Waste

2020 Tokyo Olympics will recycle e-waste to make medals

For the first time in the history of Olympics, medals will be made from metal recovered from old cell phones and laptops

 
Published: Monday 18 February 2019

The 2020 Olympic and Paralympic games in Tokyo will promote recycling and reuse of waste. For the first time in the history of the Olympic games, the medals that will be awarded will be made from metal recovered from old cell phones and laptops. In 2017, the organising committee for the games initiated a project to collect old cell phones and laptops from these metals could be recovered.

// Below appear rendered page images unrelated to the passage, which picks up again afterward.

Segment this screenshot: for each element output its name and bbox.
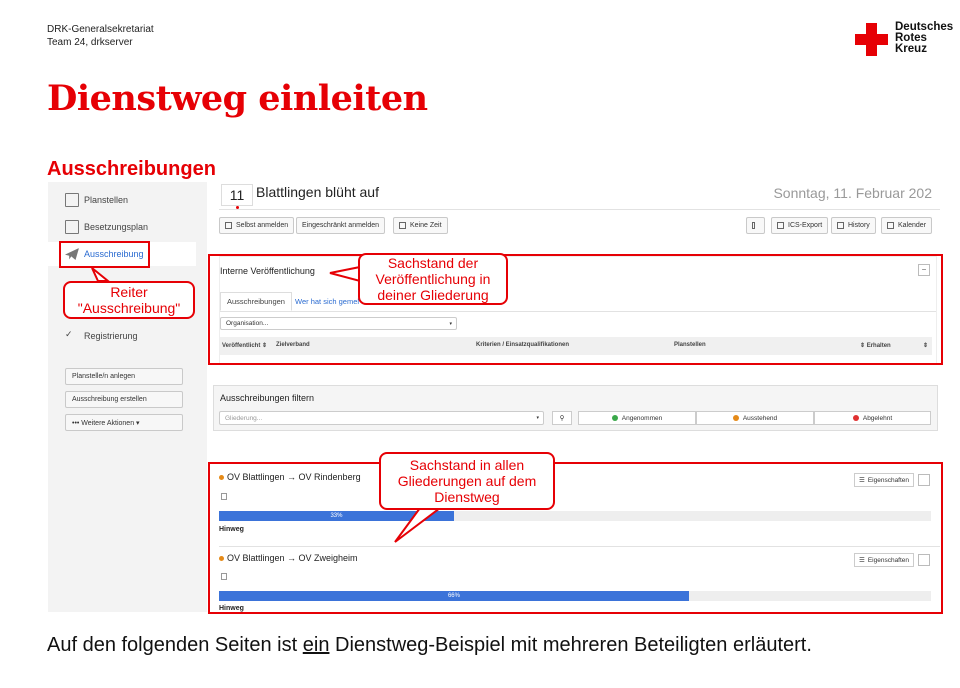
bottom-text-underlined: ein xyxy=(302,634,330,656)
calendar-icon xyxy=(887,222,894,229)
callout-line: Veröffentlichung in xyxy=(375,271,491,287)
callout-line: Reiter xyxy=(110,284,148,300)
weitere-aktionen-button[interactable]: ••• Weitere Aktionen ▾ xyxy=(65,414,183,431)
filter-ausstehend-button[interactable]: Ausstehend xyxy=(696,411,814,425)
logo-line-3: Kreuz xyxy=(895,43,927,55)
callout-line: deiner Gliederung xyxy=(377,287,489,303)
callout-line: Sachstand der xyxy=(387,255,479,271)
clipboard-icon xyxy=(65,193,79,207)
section-subtitle: Ausschreibungen xyxy=(47,158,216,180)
button-label: Abgelehnt xyxy=(862,414,893,422)
filter-abgelehnt-button[interactable]: Abgelehnt xyxy=(814,411,931,425)
button-label: History xyxy=(848,222,870,229)
sidebar-item-besetzungsplan[interactable]: Besetzungsplan xyxy=(65,215,148,239)
logo-text: Deutsches Rotes Kreuz xyxy=(895,21,953,55)
delete-button[interactable] xyxy=(746,217,765,234)
red-dot-icon xyxy=(852,415,859,421)
gliederung-placeholder: Gliederung... xyxy=(225,414,263,422)
callout-reiter: Reiter "Ausschreibung" xyxy=(63,281,195,319)
drk-logo: Deutsches Rotes Kreuz xyxy=(855,21,960,58)
event-title: Blattlingen blüht auf xyxy=(256,184,379,200)
button-label: Kalender xyxy=(898,222,927,229)
ausschreibung-erstellen-button[interactable]: Ausschreibung erstellen xyxy=(65,391,183,408)
planstelle-anlegen-button[interactable]: Planstelle/n anlegen xyxy=(65,368,183,385)
event-day: 11 xyxy=(221,184,253,206)
download-icon xyxy=(777,222,784,229)
filter-title: Ausschreibungen filtern xyxy=(220,393,315,403)
callout-line: Sachstand in allen xyxy=(409,457,525,473)
callout-line: "Ausschreibung" xyxy=(77,300,181,316)
filter-angenommen-button[interactable]: Angenommen xyxy=(578,411,696,425)
org-line-2: Team 24, drkserver xyxy=(47,37,133,48)
history-icon xyxy=(837,222,844,229)
orange-dot-icon xyxy=(732,415,739,421)
bottom-text-part: Dienstweg-Beispiel mit mehreren Beteilig… xyxy=(329,634,812,656)
callout-sachstand-dienstweg: Sachstand in allen Gliederungen auf dem … xyxy=(379,452,555,510)
gliederung-input[interactable]: Gliederung... ▾ xyxy=(219,411,544,425)
callout-sachstand-gliederung: Sachstand der Veröffentlichung in deiner… xyxy=(358,253,508,305)
green-dot-icon xyxy=(611,415,618,421)
page-title: Dienstweg einleiten xyxy=(47,78,428,119)
chevron-down-icon: ▾ xyxy=(536,415,539,421)
eingeschraenkt-anmelden-button[interactable]: Eingeschränkt anmelden xyxy=(296,217,386,234)
keine-zeit-button[interactable]: Keine Zeit xyxy=(393,217,448,234)
sidebar-item-label: Registrierung xyxy=(84,331,138,341)
sidebar-item-label: Besetzungsplan xyxy=(84,222,149,232)
ics-export-button[interactable]: ICS-Export xyxy=(771,217,829,234)
event-date: Sonntag, 11. Februar 202 xyxy=(773,185,932,201)
user-icon xyxy=(399,222,406,229)
bottom-text: Auf den folgenden Seiten ist ein Dienstw… xyxy=(47,632,907,659)
kalender-button[interactable]: Kalender xyxy=(881,217,933,234)
organisation-info: DRK-Generalsekretariat Team 24, drkserve… xyxy=(47,23,154,49)
button-label: Selbst anmelden xyxy=(236,222,289,229)
history-button[interactable]: History xyxy=(831,217,876,234)
sidebar-item-label: Planstellen xyxy=(84,195,129,205)
org-line-1: DRK-Generalsekretariat xyxy=(47,24,154,35)
callout-line: Dienstweg xyxy=(434,489,500,505)
trash-icon xyxy=(752,222,755,229)
button-label: Ausstehend xyxy=(742,414,778,422)
grid-icon xyxy=(65,220,79,234)
highlight-routes xyxy=(208,462,943,614)
user-icon xyxy=(225,222,232,229)
divider xyxy=(219,209,940,210)
button-label: Keine Zeit xyxy=(410,222,442,229)
highlight-internal-publication xyxy=(208,254,943,365)
highlight-ausschreibung-tab xyxy=(59,241,150,268)
selbst-anmelden-button[interactable]: Selbst anmelden xyxy=(219,217,295,234)
checklist-icon: ✓ xyxy=(65,329,73,339)
sidebar-item-planstellen[interactable]: Planstellen xyxy=(65,188,128,212)
button-label: ICS-Export xyxy=(788,222,823,229)
red-cross-icon xyxy=(855,23,888,56)
button-label: Angenommen xyxy=(621,414,663,422)
sidebar-item-registrierung[interactable]: ✓ Registrierung xyxy=(65,324,138,348)
bottom-text-part: Auf den folgenden Seiten ist xyxy=(47,634,303,656)
callout-line: Gliederungen auf dem xyxy=(397,473,537,489)
search-icon[interactable]: ⚲ xyxy=(552,411,572,425)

For this project to be successful, the organisers would have to collect 30.3 kg of gold, 4100 kg of silver and 2700 kg of bronze. The organising committee has nearly met its targets. In June 2018, they managed to procure all the metal for their bronze medals. An by the end of 2018, the organisers had managed to procure 85 per cent of their silver and 90 per cent of their gold requirements.

By November 2018, the municipal authorities had managed to collect about 47,488 tonnes of e-waste, while a local Tokyo network provider had collected another five million end of life phones. The organisers are now confident that the remaining metal will be procured by the end of March 2019.

Electronic items like cell phones and laptops contain precious metals in their circuits and mother boards. It is estimated that about 300 grams of gold can be obtained from a tonne of old cell phones. Similarly, to get one gram of silver, three cell phones will have to recycled. The UN has warned that more than 40 million tonnes of E-waste is produced every year, but less than 20 per cent of this waste is recycled. Most this waste are disposed off in municipal landfills or shipped to developing countries.

A similar exercise was also done during the 2016 Olympic Games in Rio. Silver and Bronze medals at Rio contained 30 per cent of recycled metal.